The easy part of freeing up resources to focus on mission is finding the right approach for a given scenario. The hard part is changing existing organization culture to accept that approach. Change is about doing things differently – giving up control, negotiating services, determining costs, leveling expectations, and getting buy-in. There is no single driver of change. It could be boards, funders, staff, or networks. Change starts at the top with the adaption of the belief that how an organization functions today might not be how it should move forward tomorrow. As a private operating foundation, ACBP leveraged its resources and applied its people, including its founder, to fast track growth, highlight opportunities, increase focus on mission, and extend its back-office services to core startup grantees.
John Hoover is Senior Vice President and Chief Financial Officer of the Andrea and Charles Bronfman Philanthropies.
[“Making Change by Spending Down” is a commentary series of The Andrea and Charles Bronfman Philanthropies (ACBP) – in partnership with the Foundation Center – to share insights and lessons of ACBP as it spends down its endowment by 2016 and closes.
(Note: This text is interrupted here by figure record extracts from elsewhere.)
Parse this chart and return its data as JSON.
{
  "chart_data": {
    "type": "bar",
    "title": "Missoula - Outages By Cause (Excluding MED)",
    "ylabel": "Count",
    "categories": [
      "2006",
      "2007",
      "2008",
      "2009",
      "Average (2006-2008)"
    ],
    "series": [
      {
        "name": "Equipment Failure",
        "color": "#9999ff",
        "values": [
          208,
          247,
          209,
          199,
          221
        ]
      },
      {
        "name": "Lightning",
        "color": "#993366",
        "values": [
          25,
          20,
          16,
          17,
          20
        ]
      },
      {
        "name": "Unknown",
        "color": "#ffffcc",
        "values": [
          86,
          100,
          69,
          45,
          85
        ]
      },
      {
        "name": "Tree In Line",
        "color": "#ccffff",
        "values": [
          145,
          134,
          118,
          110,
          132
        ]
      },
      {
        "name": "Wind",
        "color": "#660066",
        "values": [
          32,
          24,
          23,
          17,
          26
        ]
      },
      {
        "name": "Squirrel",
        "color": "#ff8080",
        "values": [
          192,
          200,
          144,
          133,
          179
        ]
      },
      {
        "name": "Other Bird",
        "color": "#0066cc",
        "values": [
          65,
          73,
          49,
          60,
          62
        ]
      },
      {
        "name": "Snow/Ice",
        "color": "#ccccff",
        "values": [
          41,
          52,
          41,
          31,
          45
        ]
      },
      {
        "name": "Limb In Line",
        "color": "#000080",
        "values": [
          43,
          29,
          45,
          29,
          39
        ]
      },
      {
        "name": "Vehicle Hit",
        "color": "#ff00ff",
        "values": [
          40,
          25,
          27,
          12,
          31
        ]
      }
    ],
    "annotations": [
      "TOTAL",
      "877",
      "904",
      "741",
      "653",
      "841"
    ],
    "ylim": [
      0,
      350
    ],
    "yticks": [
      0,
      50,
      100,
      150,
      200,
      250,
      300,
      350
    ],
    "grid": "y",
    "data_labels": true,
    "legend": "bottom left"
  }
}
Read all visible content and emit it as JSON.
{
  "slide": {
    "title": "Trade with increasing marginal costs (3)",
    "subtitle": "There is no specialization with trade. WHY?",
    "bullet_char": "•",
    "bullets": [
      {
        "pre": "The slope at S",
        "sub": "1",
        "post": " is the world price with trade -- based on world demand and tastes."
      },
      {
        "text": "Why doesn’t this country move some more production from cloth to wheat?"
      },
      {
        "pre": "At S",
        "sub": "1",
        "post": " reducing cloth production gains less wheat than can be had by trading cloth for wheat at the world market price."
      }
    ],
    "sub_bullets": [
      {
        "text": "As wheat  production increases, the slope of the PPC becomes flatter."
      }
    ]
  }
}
Each month various stakeholders will contribute new posts that will explore how ACBP’s decision to spend down affects a broad range of interests: from mission, employees and grantees, to investments and legacy. Decision makers across the social sector will benefit from the first-hand knowledge and community of learning being created.
The series is being disseminated through the Foundation Center’s GrantCraft blog and here on eJewish Philanthropy.]